Chapter 4 #2

Her breathing is ragged. Mine is not, which is a lie my training tells me while my blood tells the truth.

The fight drove her scent into the compressed air of the corridor, concentrated by adrenaline and exertion and close quarters.

Underneath the combat musk, the warmth is back.

Stronger than the mountains. Stronger than the barracks visit.

The warmth threads through the identifiable markers with a clarity that bypasses my training and arrives at the base of my skull with the force of a closed fist.

Her back is against my chest. I can feel her rib cage expanding with each breath, the rapid rise and fall pressing against the arm I have locked across her collarbone.
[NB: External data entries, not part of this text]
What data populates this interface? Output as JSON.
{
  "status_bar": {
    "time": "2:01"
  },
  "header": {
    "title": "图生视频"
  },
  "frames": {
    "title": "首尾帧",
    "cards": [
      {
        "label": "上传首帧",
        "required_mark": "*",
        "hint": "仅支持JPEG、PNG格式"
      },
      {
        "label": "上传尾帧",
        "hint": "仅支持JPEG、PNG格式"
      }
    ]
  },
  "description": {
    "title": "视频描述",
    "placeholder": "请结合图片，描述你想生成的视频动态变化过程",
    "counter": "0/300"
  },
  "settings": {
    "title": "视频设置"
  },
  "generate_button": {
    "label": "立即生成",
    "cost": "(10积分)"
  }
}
Her hair is loose and damp with sweat. The skin at the nape of her neck is close enough that every exhale I release lands against it.

The heat of her body radiates through the thin fabric of her tunic and into my forearms, my chest, every place where my body holds hers pinned.

My arm tightens. The movement is not authorized.

The training that governs restraint procedures specifies the amount of pressure required to hold a subject immobile.

The pressure I am applying exceeds that specification by a margin that has nothing to do with security and everything to do with the way she feels against me.

My forearm presses against the ridge of her collarbone.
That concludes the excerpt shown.